The responsibility tied to using a Marxist literary criticism approach to the text is important because the Marxist literary criticism approach is just a guide since such “critical literary approaches challenge long-standing assumptions about power, authority, and teachers (or adults)” (Weimer 13). However, Marxist criticism does not form a single body of work. It is a body of works fractured by various points of cultural and political focus, as pointed out by Jonathan Dollimore in his chapter titled “Subjectivity and Social Process” (154-155). The philosophical ancestry of Marxism included several philosophers, like Nietzsche1 and Jean Rousseau2, as well as Machiavelli and Galileo (154).

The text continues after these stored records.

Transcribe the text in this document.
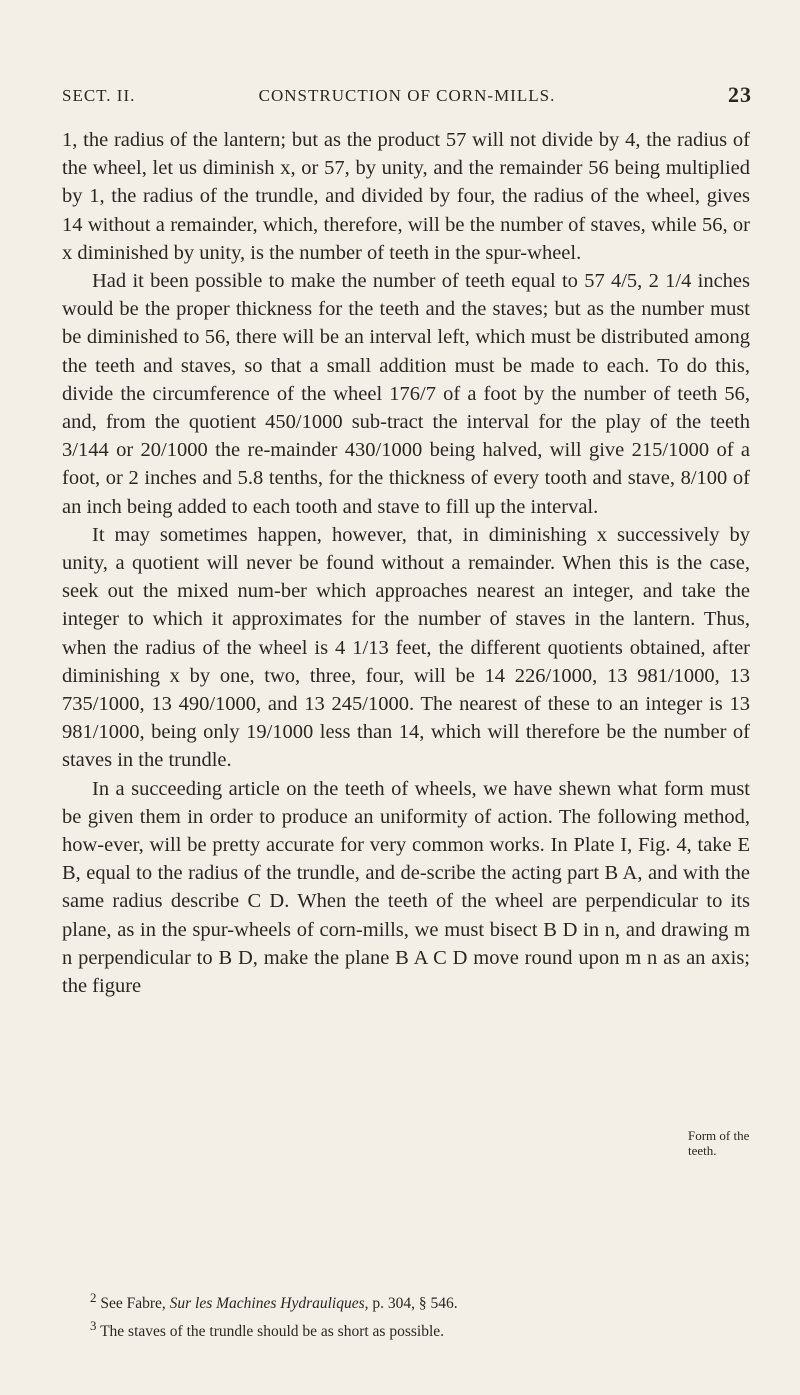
SECT. II.	CONSTRUCTION OF CORN-MILLS.	23

1, the radius of the lantern; but as the product 57 will not divide by 4, the radius of the wheel, let us diminish x, or 57, by unity, and the remainder 56 being multiplied by 1, the radius of the trundle, and divided by four, the radius of the wheel, gives 14 without a remainder, which, therefore, will be the number of staves, while 56, or x diminished by unity, is the number of teeth in the spur-wheel.

Had it been possible to make the number of teeth equal to 57 4/5, 2 1/4 inches would be the proper thickness for the teeth and the staves; but as the number must be diminished to 56, there will be an interval left, which must be distributed among the teeth and staves, so that a small addition must be made to each. To do this, divide the circumference of the wheel 176/7 of a foot by the number of teeth 56, and, from the quotient 450/1000 sub-tract the interval for the play of the teeth 3/144 or 20/1000 the re-mainder 430/1000 being halved, will give 215/1000 of a foot, or 2 inches and 5.8 tenths, for the thickness of every tooth and stave, 8/100 of an inch being added to each tooth and stave to fill up the interval.

It may sometimes happen, however, that, in diminishing x successively by unity, a quotient will never be found without a remainder. When this is the case, seek out the mixed num-ber which approaches nearest an integer, and take the integer to which it approximates for the number of staves in the lantern. Thus, when the radius of the wheel is 4 1/13 feet, the different quotients obtained, after diminishing x by one, two, three, four, will be 14 226/1000, 13 981/1000, 13 735/1000, 13 490/1000, and 13 245/1000. The nearest of these to an integer is 13 981/1000, being only 19/1000 less than 14, which will therefore be the number of staves in the trundle.

In a succeeding article on the teeth of wheels, we have shewn what form must be given them in order to produce an uniformity of action. The following method, how-ever, will be pretty accurate for very common works. In Plate I, Fig. 4, take E B, equal to the radius of the trundle, and de-scribe the acting part B A, and with the same radius describe C D. When the teeth of the wheel are perpendicular to its plane, as in the spur-wheels of corn-mills, we must bisect B D in n, and drawing m n perpendicular to B D, make the plane B A C D move round upon m n as an axis; the figure

Form of the
teeth.

$^2$ See Fabre, Sur les Machines Hydrauliques, p. 304, § 546.

$^3$ The staves of the trundle should be as short as possible.
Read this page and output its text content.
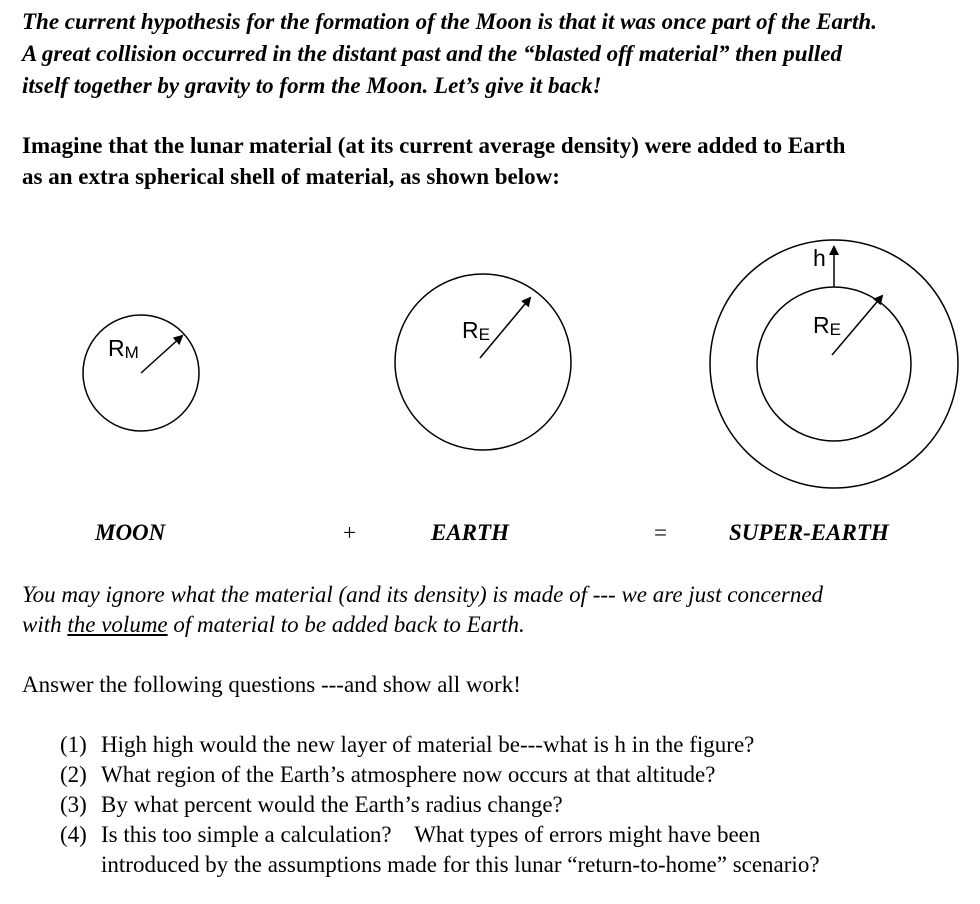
The current hypothesis for the formation of the Moon is that it was once part of the Earth.
A great collision occurred in the distant past and the “blasted off material” then pulled
itself together by gravity to form the Moon. Let’s give it back!
Imagine that the lunar material (at its current average density) were added to Earth
as an extra spherical shell of material, as shown below:
RM
RE	RE
h
MOON	+	EARTH	=	SUPER-EARTH
You may ignore what the material (and its density) is made of --- we are just concerned
with the volume of material to be added back to Earth.
Answer the following questions ---and show all work!
(1) High high would the new layer of material be---what is h in the figure?
(2) What region of the Earth’s atmosphere now occurs at that altitude?
(3) By what percent would the Earth’s radius change?
(4) Is this too simple a calculation?    What types of errors might have been
introduced by the assumptions made for this lunar “return-to-home” scenario?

Even Marx declared himself to be ‘not a Marxist’ due to its progression and change of its initial direction. Traditional Marxists, for example, look toward history as their theoretical foundation, seeing the dichotomies that exist in the world as being based on material things (155). ” The literary criticism is simply a pair of glasses through which to view and understand the text. Figuratively speaking, having the wrong “pair of glasses” skews the view of the text as seen in Saint Xavier University English Department’s lesson plan for “If We Must Die.” Marxist literary criticism reflects “an author’s class or analysis of class relations, however piercing or shallow that analysis may be” (Delahoyde). It is obvious that using the Marxist approach with McKay’s poem does expose McKay’s own analysis of race and class relations. With this objective of Marxist literary criticism, readers and students will be able to view texts in a social, political, and economical view that takes them beyond their familiar world (how far depends on the development stage of the readers) and that is why “If We Must Die” is not simply a poem about “Black Struggle” but of human struggle against oppression and passivity when oppressed.
Marxist Literary Criticism is easy to learn and apply as seen with Delahoyde’s literary Marxist questions. Therefore, other Protest poems, and texts that lend themselves to Marxist criticism, can be read and interpreted correctly instead of only relying on reactionary feelings. Claude McKay’s “If We Must Die” should be read in the classroom but it must be done using the proper tools to find and understand the meaning of the poem.